Consider these pre and postnatal probiotics a triple threat: the Enfamom strain specifically supports postnatal emotional wellness, digestive health and provides immune system support.* Those bonuses, along with the benefits from prenatal vitamins give you peace of mind that you’re taking steps for optimal health for both you and baby.
It’s no secret that all stages of pregnancy come with their fair share of stress. After you’ve given birth, fluctuating hormones, sleepless nights, and paying constant attention to your beautiful baby can understandably wear down on nerves, energy and emotional wellbeing. What’s more, given how hectic having a new baby in the home can be, there’s fewer opportunities for mom to have that much-needed me-time to refill the wellness cup.
There’s more understanding coming out about how gut health affects mood, and the findings are astounding.
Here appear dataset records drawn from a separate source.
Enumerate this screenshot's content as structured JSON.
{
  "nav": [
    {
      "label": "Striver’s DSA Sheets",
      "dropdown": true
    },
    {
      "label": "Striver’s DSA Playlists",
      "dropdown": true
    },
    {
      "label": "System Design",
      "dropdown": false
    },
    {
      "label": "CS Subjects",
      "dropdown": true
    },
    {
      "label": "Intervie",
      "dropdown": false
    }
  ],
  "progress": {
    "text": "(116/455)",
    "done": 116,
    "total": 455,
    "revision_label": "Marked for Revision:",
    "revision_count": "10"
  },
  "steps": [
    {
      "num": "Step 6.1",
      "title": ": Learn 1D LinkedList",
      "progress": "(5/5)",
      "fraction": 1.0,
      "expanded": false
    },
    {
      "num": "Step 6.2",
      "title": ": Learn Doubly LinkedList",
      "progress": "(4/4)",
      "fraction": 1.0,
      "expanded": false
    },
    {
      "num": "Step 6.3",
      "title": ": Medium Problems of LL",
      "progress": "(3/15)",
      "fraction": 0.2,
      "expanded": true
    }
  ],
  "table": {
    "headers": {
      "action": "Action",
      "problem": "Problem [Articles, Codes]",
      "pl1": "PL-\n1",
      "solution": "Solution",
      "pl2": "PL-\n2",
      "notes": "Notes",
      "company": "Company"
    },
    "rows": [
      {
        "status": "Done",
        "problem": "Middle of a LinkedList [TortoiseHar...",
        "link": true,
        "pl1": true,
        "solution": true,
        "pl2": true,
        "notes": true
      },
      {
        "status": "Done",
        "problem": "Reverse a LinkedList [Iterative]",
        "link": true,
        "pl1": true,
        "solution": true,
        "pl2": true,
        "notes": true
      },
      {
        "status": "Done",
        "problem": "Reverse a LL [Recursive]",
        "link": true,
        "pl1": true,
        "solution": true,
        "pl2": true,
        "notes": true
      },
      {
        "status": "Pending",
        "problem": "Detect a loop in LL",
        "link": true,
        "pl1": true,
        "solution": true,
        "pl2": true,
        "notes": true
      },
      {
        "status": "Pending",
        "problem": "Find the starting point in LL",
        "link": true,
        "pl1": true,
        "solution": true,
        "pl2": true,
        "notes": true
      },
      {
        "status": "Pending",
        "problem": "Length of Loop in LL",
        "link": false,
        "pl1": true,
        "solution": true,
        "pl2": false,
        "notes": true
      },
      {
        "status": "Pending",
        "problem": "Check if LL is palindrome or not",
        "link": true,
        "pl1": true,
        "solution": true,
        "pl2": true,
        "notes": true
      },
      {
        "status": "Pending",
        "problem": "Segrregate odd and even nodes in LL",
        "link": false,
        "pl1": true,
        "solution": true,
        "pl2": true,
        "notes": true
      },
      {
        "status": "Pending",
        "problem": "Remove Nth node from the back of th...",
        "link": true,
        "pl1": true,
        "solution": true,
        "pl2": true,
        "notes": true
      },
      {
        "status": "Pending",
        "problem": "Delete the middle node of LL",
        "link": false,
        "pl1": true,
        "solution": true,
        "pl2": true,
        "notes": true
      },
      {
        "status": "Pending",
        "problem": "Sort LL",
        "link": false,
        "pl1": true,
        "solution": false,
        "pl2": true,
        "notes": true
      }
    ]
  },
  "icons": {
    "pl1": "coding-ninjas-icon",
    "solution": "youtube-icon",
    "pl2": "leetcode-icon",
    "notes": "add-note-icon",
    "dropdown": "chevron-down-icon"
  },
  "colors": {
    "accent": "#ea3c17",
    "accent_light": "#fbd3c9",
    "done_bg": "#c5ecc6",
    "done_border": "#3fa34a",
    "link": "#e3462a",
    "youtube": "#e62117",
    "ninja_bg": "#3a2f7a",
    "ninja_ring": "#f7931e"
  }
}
Healthy gut bacteria produce hundreds of neurochemicals that your brain uses to help keep physical and mental processes running smoothly.
DID YOU KNOW:
The bacteria in your gut may create up to 90% of your body's supply of serotonin, which influences both mood and GI activity.
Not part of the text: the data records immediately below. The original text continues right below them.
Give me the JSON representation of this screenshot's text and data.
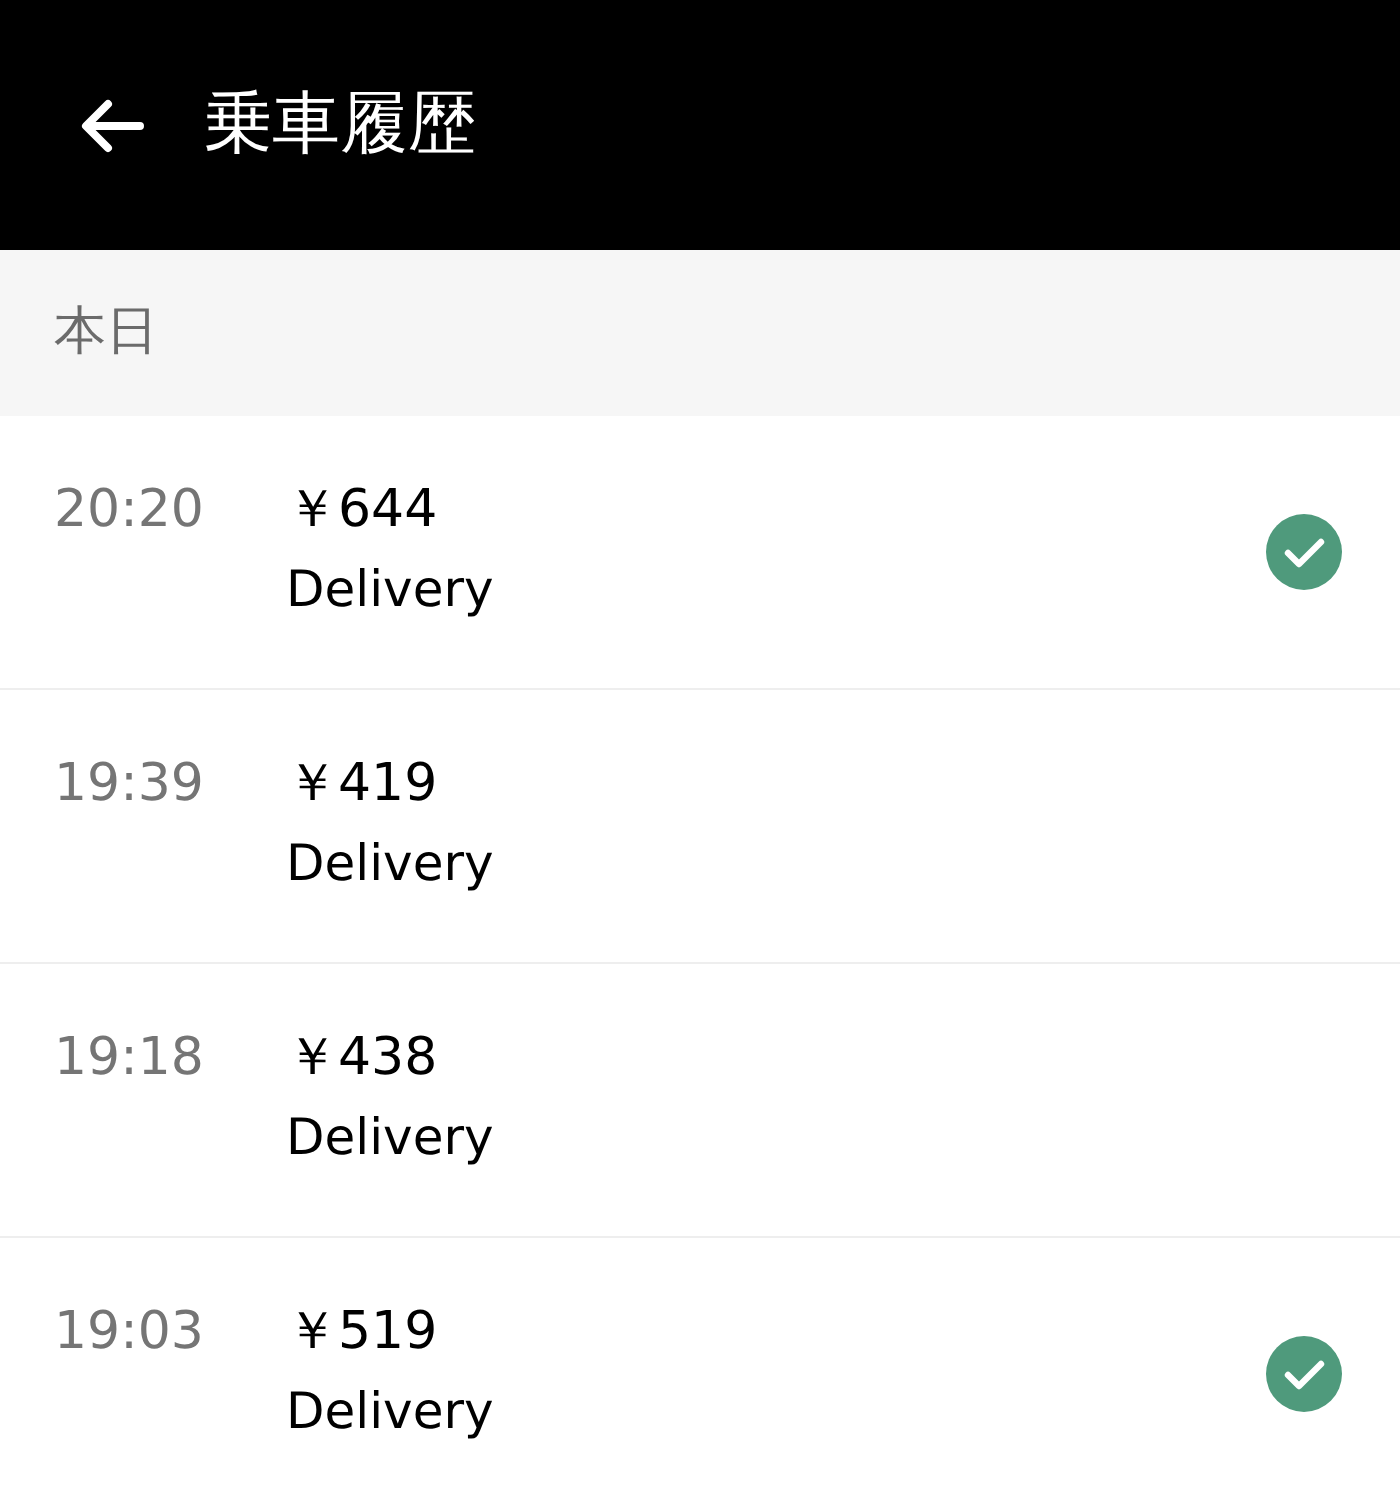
{
  "header": {
    "title": "乗車履歴"
  },
  "section": {
    "label": "本日"
  },
  "trips": [
    {
      "time": "20:20",
      "price": "￥644",
      "type": "Delivery",
      "checked": true
    },
    {
      "time": "19:39",
      "price": "￥419",
      "type": "Delivery",
      "checked": false
    },
    {
      "time": "19:18",
      "price": "￥438",
      "type": "Delivery",
      "checked": false
    },
    {
      "time": "19:03",
      "price": "￥519",
      "type": "Delivery",
      "checked": true
    }
  ]
}
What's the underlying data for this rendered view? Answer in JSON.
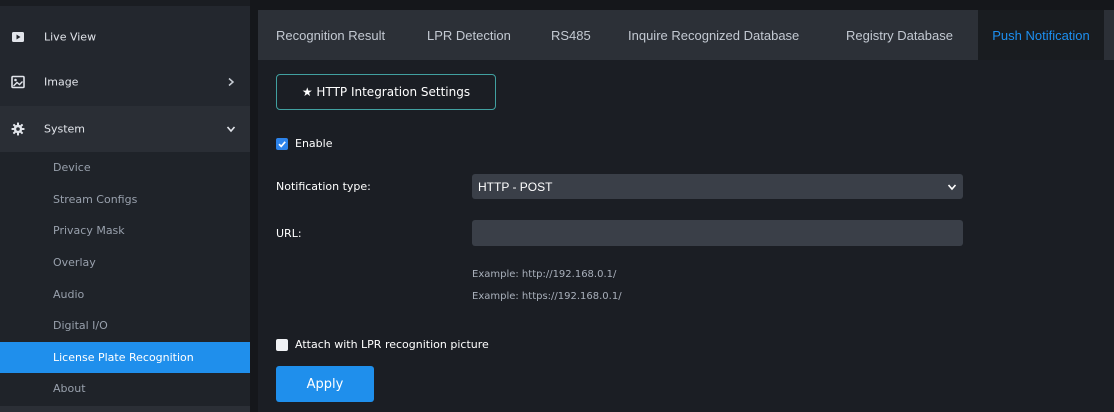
{
  "sidebar": {
    "items": [
      {
        "label": "Live View",
        "icon": "video-icon"
      },
      {
        "label": "Image",
        "icon": "image-icon"
      },
      {
        "label": "System",
        "icon": "gear-icon"
      }
    ],
    "sub_items": [
      {
        "label": "Device"
      },
      {
        "label": "Stream Configs"
      },
      {
        "label": "Privacy Mask"
      },
      {
        "label": "Overlay"
      },
      {
        "label": "Audio"
      },
      {
        "label": "Digital I/O"
      },
      {
        "label": "License Plate Recognition",
        "active": true
      },
      {
        "label": "About"
      }
    ]
  },
  "tabs": [
    {
      "label": "Recognition Result"
    },
    {
      "label": "LPR Detection"
    },
    {
      "label": "RS485"
    },
    {
      "label": "Inquire Recognized Database"
    },
    {
      "label": "Registry Database"
    },
    {
      "label": "Push Notification",
      "active": true
    }
  ],
  "content": {
    "http_button": "★ HTTP Integration Settings",
    "enable_label": "Enable",
    "enable_checked": true,
    "notification_type_label": "Notification type:",
    "notification_type_value": "HTTP - POST",
    "url_label": "URL:",
    "url_value": "",
    "example1": "Example: http://192.168.0.1/",
    "example2": "Example: https://192.168.0.1/",
    "attach_label": "Attach with LPR recognition picture",
    "attach_checked": false,
    "apply_label": "Apply"
  },
  "colors": {
    "accent": "#1f8fec",
    "active_tab_text": "#1d8ff0",
    "http_button_border": "#41a0a0"
  }
}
Probiotics may help support your immune system by inhibiting the growth of harmful gut bacteria. Some probiotics also promote your body’s creation of natural antibodies. Certain probiotics stimulate the production of something called “short chain fatty acids” and other key substances that then support the immune system and prevent harmful gut bacteria from taking over your gut environment.
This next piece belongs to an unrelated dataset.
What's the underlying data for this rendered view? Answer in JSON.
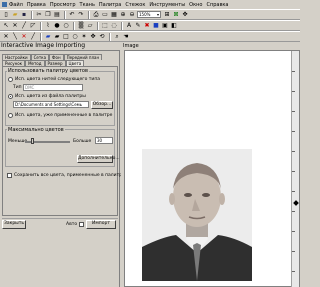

Pre and postnatal probiotics are one of the many things that can also help support digestive wellness—including your body’s ability to handle issues like diarrhea and constipation. While there’s several things you can do that may help support digestive wellness (such as eating a balanced diet and properly hydrating,) those benefits may apply to your body’s ability to focus its immune response on more substantial issues.
One of the more common benefits people hear about with probiotics (pre and postnatal included), is how they support digestive health and wellness. Probiotics help balance gut health and support digestive health. One of the most common side effects of pregnancy can be nausea and morning sickness.
What’s more, in early pregnancy, food aversions and sensitivity to smells can also send queasiness soaring. Pre and postnatal probiotics help support your digestive system without having to consume a lot of probiotic-rich foods.
You may be asking yourself, “Can I take probiotics while pregnant?” The answer is a “yes” from doctors. There are several potential benefits to taking pre and postnatal probiotics—from digestive health, to postnatal mental wellbeing, to immune health support, pre and postnatal probiotic supplements are safe to take and gentle on both mama and baby.
Pre and postnatal probiotics are formulated to be safe for mama and newborns, as they make for a happy baby gut microbiome. Once your little one enters the world, you can check with your pediatrician to see if they think prebiotics and probiotics for your baby is a good idea.
Along with your pre and postnatal probiotics and pre and postnatal vitamins, you can seek out some baby probiotic drops. And fear not: it’s safe for both you and baby to take probiotics at the same time. Your pediatrician will have more information on what’s best to give your baby in regard to supplementation.
If you’re breastfeeding, you’ll be happy to learn that breast milk contains natural probiotics. With that in mind, supporting your bod with probiotic supplements may benefit both you and baby.
There’s a wealth of information about the benefits of specific supplements, so it’s no wonder if you feel a bit confused about what to take and when. You can breathe a sigh of relief that along with prenatal vitamins, pre and postnatal probiotics are both safe for you and baby, and have been shown to help support you throughout your pregnancy.
*These statements have not been evaluated by the Food and Drug Administration. This product is not intended to diagnose, treat, cure or prevent any disease.